When a retailer has successfully adopted S&OP, the following things are true:

  • – Meetings are held monthly where all of the numbers developed during the first two steps are dollarized and compared to the annual business plan. The meeting is chaired by the CEO and there are seats at the table for the Merchandising, Supply Chain and Finance VPs. Attendance is not optional. The purpose of this meeting is to discuss and debate prior period results, future period projections and comparisons to the business plan.
  • – Gaps between the operational plans and the business plan (as well as strategies to close them) are cascaded downward throughout the organization to develop and implement changes to the operational plans. As the plans filter to the lower levels, these teams are also having their own “mini S&OP” meetings to discuss the same topics at a lower level of granularity.
  • – The operational plans (set by item/location/day in units) is directly tied to the retailer’s business plan.

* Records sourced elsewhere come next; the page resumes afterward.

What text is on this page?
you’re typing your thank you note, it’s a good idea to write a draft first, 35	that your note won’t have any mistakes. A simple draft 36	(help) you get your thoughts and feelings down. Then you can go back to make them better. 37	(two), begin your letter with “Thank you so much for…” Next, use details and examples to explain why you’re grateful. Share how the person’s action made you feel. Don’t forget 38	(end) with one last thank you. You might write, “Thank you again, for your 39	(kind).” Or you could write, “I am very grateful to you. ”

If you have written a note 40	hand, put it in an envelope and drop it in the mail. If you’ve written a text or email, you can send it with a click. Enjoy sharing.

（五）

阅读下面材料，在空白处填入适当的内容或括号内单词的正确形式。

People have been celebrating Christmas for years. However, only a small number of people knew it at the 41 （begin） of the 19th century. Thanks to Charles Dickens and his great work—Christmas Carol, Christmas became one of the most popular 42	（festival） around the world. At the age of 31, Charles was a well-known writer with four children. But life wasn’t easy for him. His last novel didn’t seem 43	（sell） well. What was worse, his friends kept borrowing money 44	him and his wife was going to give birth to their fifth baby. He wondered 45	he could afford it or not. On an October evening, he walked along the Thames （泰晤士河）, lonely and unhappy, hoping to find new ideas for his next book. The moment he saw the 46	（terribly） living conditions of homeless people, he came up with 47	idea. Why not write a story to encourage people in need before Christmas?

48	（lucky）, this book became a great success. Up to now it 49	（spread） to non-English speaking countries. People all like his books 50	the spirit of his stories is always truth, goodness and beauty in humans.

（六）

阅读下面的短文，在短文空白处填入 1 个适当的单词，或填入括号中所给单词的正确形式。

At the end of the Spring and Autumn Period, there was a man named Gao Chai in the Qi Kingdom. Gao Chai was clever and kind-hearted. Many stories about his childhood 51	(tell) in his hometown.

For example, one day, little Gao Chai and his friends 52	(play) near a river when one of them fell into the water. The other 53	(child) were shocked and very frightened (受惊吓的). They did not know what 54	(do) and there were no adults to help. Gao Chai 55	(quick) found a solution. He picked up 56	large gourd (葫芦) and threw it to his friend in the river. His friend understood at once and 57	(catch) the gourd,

Step 4: Joint Business Planning

With the first 3 steps complete, the retailer has “all of their ducks in a row” and is now in a position to bring their key trading partners into the fold. Unlike collaboration strategies of the past where retailers and suppliers try to compare and reconcile their independently created plans, we now have the ability to create a single plan which covers all activities the retailer and supplier perform together in order to get product into a customer’s hands.

When a retailer is successfully conducting JBP, the following things are true:

  • – S&OP style meetings are conducted at various levels of the organization with representation from key suppliers
  • – The retailer and all suppliers are using a single set of numbers in a common system for all of their planning activities. As a key trading partner sharing extremely valuable information, the supplier automatically removes the retailer’s planned shipments in their available to promise calculation – inventory for the retailer is protected.
  • – The competition is very worried.